Kidnapper who Shanghaied sailors

Joseph "Bunko" Kelly was an English hotelier of the 19th century who kidnapped men and sold them to work on ships. The terms "Shanghaiing" and "crimping" are used to describe this type of activity. By his own account, he Shanghaied about 2,000 men and women during his 15-year career, beginning in 1879.

==History==
Kelly, later called "The King of the Crimps", received his "Bunko" nickname in 1885 by providing a crewman that turned out to be a cigar store Indian. Kelly made $50 on the deal.

In one infamous deal in 1893, he delivered 22 men who had mistakenly consumed embalming fluid from the open cellar of a mortuary. He sold all the men, most of whom were dead, to a captain who sailed before the truth was discovered. He got $52 for each man.

Once, he set a record for crimping, by rounding up 50 men in 3 hours.

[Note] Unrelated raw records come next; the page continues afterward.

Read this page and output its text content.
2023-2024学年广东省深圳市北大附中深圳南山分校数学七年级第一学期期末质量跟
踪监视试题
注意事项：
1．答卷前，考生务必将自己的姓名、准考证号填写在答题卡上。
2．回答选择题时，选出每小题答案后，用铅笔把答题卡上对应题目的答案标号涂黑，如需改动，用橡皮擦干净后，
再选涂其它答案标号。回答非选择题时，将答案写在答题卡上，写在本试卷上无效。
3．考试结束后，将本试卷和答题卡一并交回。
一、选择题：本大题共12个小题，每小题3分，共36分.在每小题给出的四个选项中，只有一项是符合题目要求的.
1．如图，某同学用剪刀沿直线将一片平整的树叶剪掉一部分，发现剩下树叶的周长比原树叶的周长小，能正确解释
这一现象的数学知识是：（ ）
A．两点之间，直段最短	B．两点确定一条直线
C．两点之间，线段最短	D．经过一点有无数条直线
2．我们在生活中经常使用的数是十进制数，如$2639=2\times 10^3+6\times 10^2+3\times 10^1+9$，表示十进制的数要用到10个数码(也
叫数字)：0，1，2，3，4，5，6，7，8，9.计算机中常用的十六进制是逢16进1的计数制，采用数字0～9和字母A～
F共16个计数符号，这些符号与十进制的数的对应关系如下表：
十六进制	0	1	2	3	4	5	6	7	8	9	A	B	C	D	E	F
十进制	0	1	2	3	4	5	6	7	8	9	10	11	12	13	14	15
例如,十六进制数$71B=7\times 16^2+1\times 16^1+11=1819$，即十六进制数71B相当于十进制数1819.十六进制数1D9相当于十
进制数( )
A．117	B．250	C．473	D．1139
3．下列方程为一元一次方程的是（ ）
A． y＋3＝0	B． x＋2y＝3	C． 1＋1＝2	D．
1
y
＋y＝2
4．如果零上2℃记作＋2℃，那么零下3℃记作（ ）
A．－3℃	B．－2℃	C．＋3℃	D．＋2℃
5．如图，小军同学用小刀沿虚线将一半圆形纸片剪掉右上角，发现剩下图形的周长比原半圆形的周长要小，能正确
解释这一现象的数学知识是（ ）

Kelly was never arrested for crimping because it was not illegal at the time. He was however arrested for murder in 1894. He was convicted in March 1895, and sent to the Oregon State Penitentiary in Salem, Oregon. He was released in 1908. Afterwards, he wrote a book entitled Thirteen Years In The Oregon Penitentiary, about the conditions there. He was identified as an inmate of the Oregon State Penitentiary in the 1900 Federal Census. His entry in the census record indicates he was born in Connecticut, not the United Kingdom.

After his book was published, he left on a trip to California and never returned.